2. Dividing out both sides to get P by itself. Although it sounds obvious, I had only gone through basic algebraic operations to refresh myself, and polynomials. The reason why I attempted this specific problem was because it "looked" similar to what I was going over, so I decided to try it out. When Denis originally helped me along, it also never occurred to me that the first thing to do was isolate the P, although, looking back on it now, that was the OBVIOUS thing to do, but seeing the x cannot = 2 had me preoccupied, (when in reality, it really shouldn't have, since it had no bearing on the process).
3. Distributive property - Rearranging the simplified solution to simplify it further. That was the biggest hurdle for me. Even though I had people here and elsewhere assisting me with the next step of (x + 2)(x - 1) + 3(x - 1) = P, my mind couldn't understand "how" it reached that stage, and I still have some doubts about it, which is why (if it's correct) I prefer that alternative method, since I understand what's happening, rather than feel like it was some magic trick (which it clearly isn't, but it's synonymous with how I feel it was done).
4. "x
≠ 2 is a
typographical error, on that APTP page. It is supposed to read x
≠ -2." (Quoted from Quaid). I believe in the end, that is the most puzzling thing to me. If it was an error, then how would the correct number factor into the equation?
Ah, but that's not what you wrote. :wink:
x ≠ 2 is a typographical error, on that APTP page. It is supposed to read x ≠ -2.

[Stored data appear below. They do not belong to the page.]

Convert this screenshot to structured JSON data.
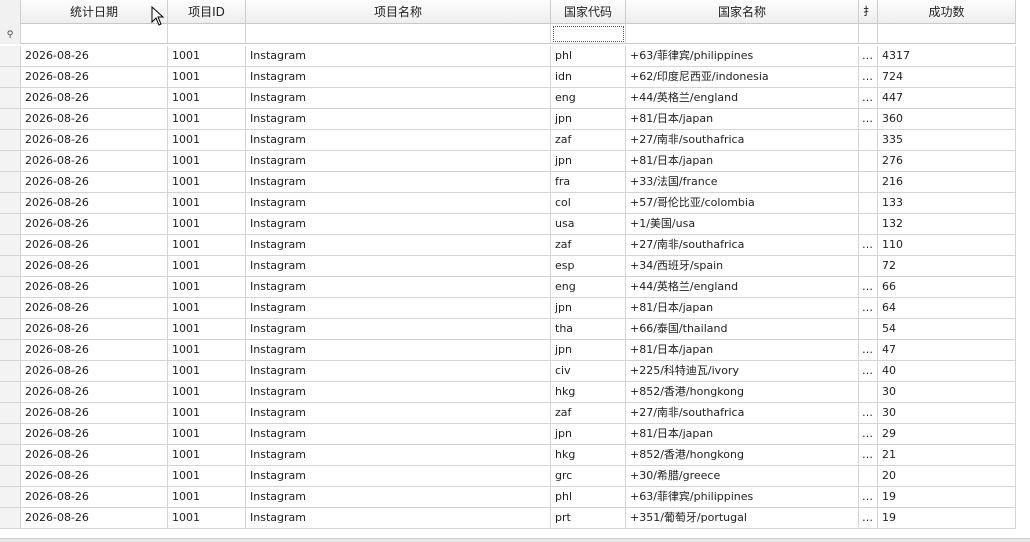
{
  "grid": {
    "columns": {
      "date": "统计日期",
      "project_id": "项目ID",
      "project_name": "项目名称",
      "country_code": "国家代码",
      "country_name": "国家名称",
      "truncated": "扌",
      "success_count": "成功数"
    },
    "filter_icon": "pin-icon",
    "rows": [
      {
        "date": "2026-08-26",
        "pid": "1001",
        "pname": "Instagram",
        "code": "phl",
        "cname": "+63/菲律宾/philippines",
        "ext": "…",
        "succ": "4317"
      },
      {
        "date": "2026-08-26",
        "pid": "1001",
        "pname": "Instagram",
        "code": "idn",
        "cname": "+62/印度尼西亚/indonesia",
        "ext": "…",
        "succ": "724"
      },
      {
        "date": "2026-08-26",
        "pid": "1001",
        "pname": "Instagram",
        "code": "eng",
        "cname": "+44/英格兰/england",
        "ext": "…",
        "succ": "447"
      },
      {
        "date": "2026-08-26",
        "pid": "1001",
        "pname": "Instagram",
        "code": "jpn",
        "cname": "+81/日本/japan",
        "ext": "…",
        "succ": "360"
      },
      {
        "date": "2026-08-26",
        "pid": "1001",
        "pname": "Instagram",
        "code": "zaf",
        "cname": "+27/南非/southafrica",
        "ext": "",
        "succ": "335"
      },
      {
        "date": "2026-08-26",
        "pid": "1001",
        "pname": "Instagram",
        "code": "jpn",
        "cname": "+81/日本/japan",
        "ext": "",
        "succ": "276"
      },
      {
        "date": "2026-08-26",
        "pid": "1001",
        "pname": "Instagram",
        "code": "fra",
        "cname": "+33/法国/france",
        "ext": "",
        "succ": "216"
      },
      {
        "date": "2026-08-26",
        "pid": "1001",
        "pname": "Instagram",
        "code": "col",
        "cname": "+57/哥伦比亚/colombia",
        "ext": "",
        "succ": "133"
      },
      {
        "date": "2026-08-26",
        "pid": "1001",
        "pname": "Instagram",
        "code": "usa",
        "cname": "+1/美国/usa",
        "ext": "",
        "succ": "132"
      },
      {
        "date": "2026-08-26",
        "pid": "1001",
        "pname": "Instagram",
        "code": "zaf",
        "cname": "+27/南非/southafrica",
        "ext": "…",
        "succ": "110"
      },
      {
        "date": "2026-08-26",
        "pid": "1001",
        "pname": "Instagram",
        "code": "esp",
        "cname": "+34/西班牙/spain",
        "ext": "",
        "succ": "72"
      },
      {
        "date": "2026-08-26",
        "pid": "1001",
        "pname": "Instagram",
        "code": "eng",
        "cname": "+44/英格兰/england",
        "ext": "…",
        "succ": "66"
      },
      {
        "date": "2026-08-26",
        "pid": "1001",
        "pname": "Instagram",
        "code": "jpn",
        "cname": "+81/日本/japan",
        "ext": "…",
        "succ": "64"
      },
      {
        "date": "2026-08-26",
        "pid": "1001",
        "pname": "Instagram",
        "code": "tha",
        "cname": "+66/泰国/thailand",
        "ext": "",
        "succ": "54"
      },
      {
        "date": "2026-08-26",
        "pid": "1001",
        "pname": "Instagram",
        "code": "jpn",
        "cname": "+81/日本/japan",
        "ext": "…",
        "succ": "47"
      },
      {
        "date": "2026-08-26",
        "pid": "1001",
        "pname": "Instagram",
        "code": "civ",
        "cname": "+225/科特迪瓦/ivory",
        "ext": "…",
        "succ": "40"
      },
      {
        "date": "2026-08-26",
        "pid": "1001",
        "pname": "Instagram",
        "code": "hkg",
        "cname": "+852/香港/hongkong",
        "ext": "",
        "succ": "30"
      },
      {
        "date": "2026-08-26",
        "pid": "1001",
        "pname": "Instagram",
        "code": "zaf",
        "cname": "+27/南非/southafrica",
        "ext": "…",
        "succ": "30"
      },
      {
        "date": "2026-08-26",
        "pid": "1001",
        "pname": "Instagram",
        "code": "jpn",
        "cname": "+81/日本/japan",
        "ext": "…",
        "succ": "29"
      },
      {
        "date": "2026-08-26",
        "pid": "1001",
        "pname": "Instagram",
        "code": "hkg",
        "cname": "+852/香港/hongkong",
        "ext": "…",
        "succ": "21"
      },
      {
        "date": "2026-08-26",
        "pid": "1001",
        "pname": "Instagram",
        "code": "grc",
        "cname": "+30/希腊/greece",
        "ext": "",
        "succ": "20"
      },
      {
        "date": "2026-08-26",
        "pid": "1001",
        "pname": "Instagram",
        "code": "phl",
        "cname": "+63/菲律宾/philippines",
        "ext": "…",
        "succ": "19"
      },
      {
        "date": "2026-08-26",
        "pid": "1001",
        "pname": "Instagram",
        "code": "prt",
        "cname": "+351/葡萄牙/portugal",
        "ext": "…",
        "succ": "19"
      }
    ],
    "colors": {
      "grid_line": "#d4d4d4",
      "header_bg": "#eeeeee",
      "indicator_bg": "#f3f3f3"
    }
  }
}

When x equals -2, the given equation becomes 0 = 0P
In other words, P can be anything, when x is -2
^ I don't entirely understand this statement. If x = -2, then the equation becomes 0? I learned in Absolute Values that x could never be a negative or less than a negative, does that rule also apply here, and is it the same principles governing that rule, or is it applied by another principle?
Afterword -
I'll be looking into Polynomial Division at the start of today (when I wake up), and continue onto Exponent/Roots later in the day. Thank you again, everyone for all the help, and I hope I won't have to return and bother you all again, but if I do, I ask that you please bear with me! I'm sure you don't believe that I'm as inept as I say, but lacking math for 3 years, then having to take an advanced placement exam for a university all of a sudden was jarring to me, and it still is, as even this problem had concepts that I don't consciously "know", but sub-consciously "do know", I just haven't gotten to Exponents yet (until today), so I think I'm at least slightly entitled to say that I'm a bit slow on the "up-take" as it were.